Gonzaga made 21 of its 29 shots at the rim – coming in, Virginia had been allowing opponents just 19.4 shots at the rim, and a 44.3 percent field-goal percentage against.

A lot of it was basic trouble picking up the back end of ball screens.

“We had a lot of trouble on ball screen defense. We’re so worried about our guys, we were stretching, and there was layups at the rim. And then when we stayed too long, we left guys wide open. So, they had us every time, and that was hard,” Bennett said.

Gonzaga made 10 threes, but really it was just 6’7” senior Corey Kispert – who had three threes in that opening 18-5 run, and finished with nine makes from long-range.

The way basketball is played today, guided by the advanced metrics, the best shots are rim runs and open threes.

When a team has a guy go 9-of-13 from three and makes 21-of-29 at the rim, that’s the formula.

Virginia was respectable on offense – shooting 48.1 percent (26-of-54) and 10-of-25 (40 percent) from three.

The big issue: turnovers.

In the game-opening run that dug the big hole, UVA turned the ball over four times – with turnovers on the first three possessions for good measure.

The total for the game: a season-high 15.

Junior point guard Kihei Clark had six of them.

“Oh, yeah, six turnovers, you’re not going to win if you’re point guard and your leader has that,” said Clark, who had a team-high 19 points on 7-of-14 shooting, and added four assists, in 33 minutes.

“I don’t think I played that well,” Clark said. “I had 19 points, but the six turnovers is no good. I think that cancels out my offensive game.”

This was the tune-up that Bennett chose a week ago – after games against Michigan State and Villanova were lost to COVID-19 issues – for ACC play, which starts for Virginia this coming Wednesday, on the road at Notre Dame.

There’s clearly a ton of work to do – cleaning up the turnovers, the defensive issues with ball screens and perimeter closeouts.
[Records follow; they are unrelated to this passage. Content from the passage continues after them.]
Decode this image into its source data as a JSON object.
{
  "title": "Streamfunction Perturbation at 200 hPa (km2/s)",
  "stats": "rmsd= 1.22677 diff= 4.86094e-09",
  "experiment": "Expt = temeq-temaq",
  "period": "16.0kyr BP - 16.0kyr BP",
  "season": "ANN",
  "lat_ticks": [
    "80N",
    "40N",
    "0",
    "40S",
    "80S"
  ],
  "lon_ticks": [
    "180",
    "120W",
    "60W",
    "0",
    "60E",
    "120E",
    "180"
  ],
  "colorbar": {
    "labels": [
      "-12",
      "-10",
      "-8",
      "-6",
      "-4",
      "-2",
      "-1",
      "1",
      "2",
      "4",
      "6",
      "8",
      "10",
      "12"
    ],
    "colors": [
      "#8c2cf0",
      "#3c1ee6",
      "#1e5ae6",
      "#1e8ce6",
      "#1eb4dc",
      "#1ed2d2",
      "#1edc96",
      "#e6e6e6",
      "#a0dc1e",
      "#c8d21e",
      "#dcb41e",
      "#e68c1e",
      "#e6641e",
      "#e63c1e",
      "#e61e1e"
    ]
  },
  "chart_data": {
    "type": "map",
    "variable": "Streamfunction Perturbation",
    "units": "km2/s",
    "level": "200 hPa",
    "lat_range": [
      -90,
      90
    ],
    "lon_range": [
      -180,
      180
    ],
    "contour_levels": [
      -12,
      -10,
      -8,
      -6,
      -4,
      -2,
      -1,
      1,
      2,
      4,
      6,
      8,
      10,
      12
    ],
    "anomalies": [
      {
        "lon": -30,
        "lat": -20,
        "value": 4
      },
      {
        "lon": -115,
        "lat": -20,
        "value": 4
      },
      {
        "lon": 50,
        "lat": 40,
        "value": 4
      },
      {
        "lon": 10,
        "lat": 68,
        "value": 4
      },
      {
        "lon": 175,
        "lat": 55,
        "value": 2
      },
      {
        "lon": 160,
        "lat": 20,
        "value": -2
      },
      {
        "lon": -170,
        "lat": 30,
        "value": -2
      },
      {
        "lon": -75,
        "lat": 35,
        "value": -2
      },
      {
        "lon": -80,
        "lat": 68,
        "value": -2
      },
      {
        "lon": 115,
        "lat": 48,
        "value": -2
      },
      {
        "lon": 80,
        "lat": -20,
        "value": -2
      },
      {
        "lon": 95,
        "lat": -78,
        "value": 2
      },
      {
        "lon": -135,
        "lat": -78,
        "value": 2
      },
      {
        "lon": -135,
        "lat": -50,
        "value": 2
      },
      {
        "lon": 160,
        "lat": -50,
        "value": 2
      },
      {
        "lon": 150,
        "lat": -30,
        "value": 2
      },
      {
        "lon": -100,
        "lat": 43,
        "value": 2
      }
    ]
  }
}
And maybe a bit of work in instilling confidence in a group that came into the season as a Final Four favorite that is now an underwhelming 4-2 heading into conference play.

It starts: on defense.

It’s Virginia we’re talking about here.

“We haven’t guarded well this year yet, and that’s something we got to just keep trying to do,” Bennett said. “We lost a lot in the defensive side of things and that’s some place we got to shore up and keep getting better.”